How Scientific Innovation is Keeping Your Christmas Dinner Safe

Discover the methods food scientists use to protect your turkey and Brussel sprouts

16 Dec 2020
Lois Manton-O'Byrne
Executive Editor

Discover the methods food scientists use to protect your turkey and Brussel sprouts

A very important part in everyone’s Christmas is the turkey dinner on Christmas day. Food scientists across the world are working hard to detect mycotoxins, pesticides and pathogens to ensure the safety of your festive feast.

Bucks Fizz at Breakfast

Diluting your champagne with some orange juice is definitely a sensible option, especially if you’re having it for breakfast, and routine analysis of alcoholic beverages aims to protect you from drinking counterfeit or adulterated alcohol. Although your juice could be contaminated with pesticide or fungicides residues from improperly washed fruit, the innovative QuEChERs method means you can be confident of their detection. You don’t need to be a scrooge and stick to water!

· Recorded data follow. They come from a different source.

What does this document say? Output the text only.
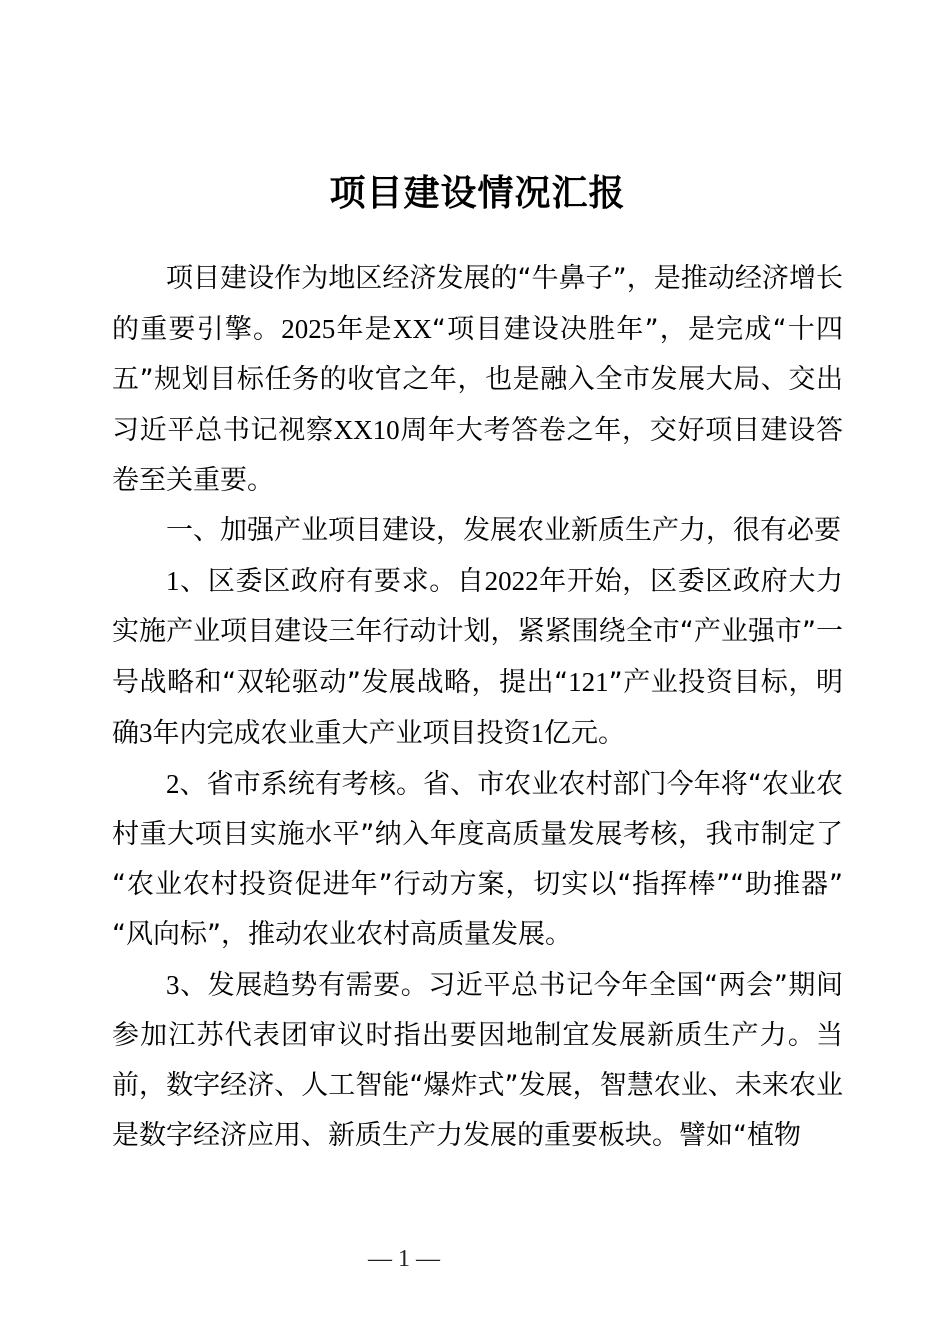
项目建设情况汇报

项目建设作为地区经济发展的“牛鼻子”，是推动经济增长的重要引擎。2025年是XX“项目建设决胜年”，是完成“十四五”规划目标任务的收官之年，也是融入全市发展大局、交出习近平总书记视察XX10周年大考答卷之年，交好项目建设答卷至关重要。

一、加强产业项目建设，发展农业新质生产力，很有必要

1、区委区政府有要求。自2022年开始，区委区政府大力实施产业项目建设三年行动计划，紧紧围绕全市“产业强市”一号战略和“双轮驱动”发展战略，提出“121”产业投资目标，明确3年内完成农业重大产业项目投资1亿元。

2、省市系统有考核。省、市农业农村部门今年将“农业农村重大项目实施水平”纳入年度高质量发展考核，我市制定了“农业农村投资促进年”行动方案，切实以“指挥棒”“助推器”“风向标”，推动农业农村高质量发展。

3、发展趋势有需要。习近平总书记今年全国“两会”期间参加江苏代表团审议时指出要因地制宜发展新质生产力。当前，数字经济、人工智能“爆炸式”发展，智慧农业、未来农业是数字经济应用、新质生产力发展的重要板块。譬如“植物

— 1 —
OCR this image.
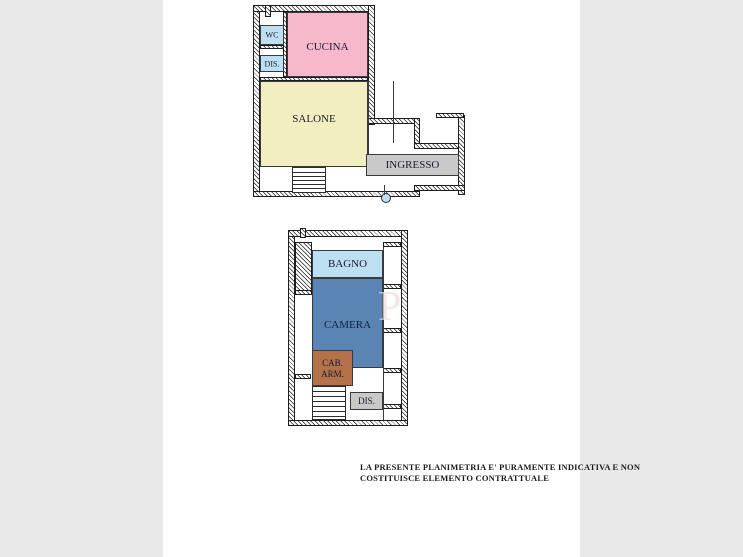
WC
DIS.
CUCINA
SALONE
INGRESSO
BAGNO
CAMERA
CAB.
ARM.
DIS.
P
LA PRESENTE PLANIMETRIA E' PURAMENTE INDICATIVA E NON
COSTITUISCE ELEMENTO CONTRATTUALE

The Main Course: Roast Turkey with all the Trimmings

The star of this meal is of course the roast turkey! With scientific innovation allowing lower and lower limits of detection, molecular testing allows for all manner of pathogens to be detected. Salmonella, Campylobacter and Listeria can all be found in turkey, but innovative solutions from manufacturers are helping food processors and testing laboratories effectively detect these pathogens to help protect your dinner. Changes in livestock management to combat antibiotic resistance, such as routine monitoring of meat using QuEChERS and LC/MS/MS, to ensure safe levels of the antibiotics the pig ate before it was turned into those delicious sausages wrapped in bacon.

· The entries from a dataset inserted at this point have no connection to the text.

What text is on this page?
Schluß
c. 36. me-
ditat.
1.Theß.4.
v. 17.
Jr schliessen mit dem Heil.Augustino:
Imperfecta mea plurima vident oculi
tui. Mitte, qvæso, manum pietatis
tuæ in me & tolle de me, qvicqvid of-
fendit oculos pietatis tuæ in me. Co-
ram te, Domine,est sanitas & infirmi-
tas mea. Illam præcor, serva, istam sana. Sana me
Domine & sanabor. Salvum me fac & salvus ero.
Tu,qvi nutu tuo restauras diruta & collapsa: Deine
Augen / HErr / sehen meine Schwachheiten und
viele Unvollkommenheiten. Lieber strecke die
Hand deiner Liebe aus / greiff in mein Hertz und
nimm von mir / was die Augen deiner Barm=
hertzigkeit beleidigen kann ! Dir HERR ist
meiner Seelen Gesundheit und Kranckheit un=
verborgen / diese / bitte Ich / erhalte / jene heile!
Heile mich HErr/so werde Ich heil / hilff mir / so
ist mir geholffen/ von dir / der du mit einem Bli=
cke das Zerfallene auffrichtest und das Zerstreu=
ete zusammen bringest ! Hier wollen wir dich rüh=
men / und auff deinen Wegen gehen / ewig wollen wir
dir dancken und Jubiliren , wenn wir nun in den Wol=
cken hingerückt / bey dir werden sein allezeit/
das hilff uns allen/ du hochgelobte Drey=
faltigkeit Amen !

There’s no excuse not to eat your brussel sprouts either. Your vegetables and sage and onion stuffing will have been tested for wide range of pesticides to ensure they are within safe limits. Research into physical properties of food such as the oxidation stability mean you can be confident that the key ingredient in bread sauce (you guessed it, bread) is at its best. A traditional accompaniment to an English Christmas dinner, bread sauce is made from milky base which will have been routinely tested to ensure it is free from harmful levels of mycotoxins such as aflatoxins, which chiefly affect the liver but can also affect the immune system.

After Dinner: Mince Pies, Cheese and Biscuits

You’ve made it through the dinner, and at this point, your trousers may well be feeling a little tight. However, I’m sure you can manage a very small dessert. A small mince pie can’t hurt, even if you are trying to reduce your sugar intake! Luckily, sugar alternatives, such as steviol glycosides, are widespread and have been extensively tested to ensure their safety. You can also be sure that the delicious Christmassy spices such as nutmeg and cinnamon in your pie are just what they seem. Food adulteration is big business, and although spices can be adulterated with bulking agents and potentially harmful dyes, scientists at agencies such as the Food and Environment Research Agency (FERA) are hard at work, preventing these fake products from reaching consumers.

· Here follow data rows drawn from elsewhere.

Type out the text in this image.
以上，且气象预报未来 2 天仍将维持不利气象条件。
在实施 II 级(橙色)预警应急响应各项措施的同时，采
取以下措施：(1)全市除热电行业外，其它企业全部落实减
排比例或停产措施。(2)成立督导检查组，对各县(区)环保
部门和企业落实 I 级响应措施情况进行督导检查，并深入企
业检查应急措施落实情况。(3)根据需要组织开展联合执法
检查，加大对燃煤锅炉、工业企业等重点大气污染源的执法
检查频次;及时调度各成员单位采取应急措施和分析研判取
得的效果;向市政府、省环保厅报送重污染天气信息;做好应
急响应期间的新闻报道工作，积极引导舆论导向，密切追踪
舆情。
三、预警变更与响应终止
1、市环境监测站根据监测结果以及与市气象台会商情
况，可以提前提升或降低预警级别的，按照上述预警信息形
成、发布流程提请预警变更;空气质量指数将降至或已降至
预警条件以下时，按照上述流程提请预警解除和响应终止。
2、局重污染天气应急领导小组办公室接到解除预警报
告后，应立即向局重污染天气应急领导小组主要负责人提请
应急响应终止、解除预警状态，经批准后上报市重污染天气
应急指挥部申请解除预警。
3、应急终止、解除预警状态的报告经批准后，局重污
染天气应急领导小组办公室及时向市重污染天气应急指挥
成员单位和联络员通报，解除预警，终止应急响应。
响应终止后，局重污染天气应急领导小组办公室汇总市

Surely you haven’t got room for cheese and biscuits as well? Apart from possibly giving you some strange dreams, that slice of cheddar won’t contain harmful levels of persistent organic pollutants (POPs). You can also be sure that that smelly Stilton has come from Stilton, with point of origin testing to confirm authenticity. Those clever food scientists can even identify the exact organic compound to blame for the smell!

Enjoy your dinner this Christmas, content in the knowledge that food scientists all over the world have made sure it contains nothing harmful.

Happy Holidays from the SelectScience team!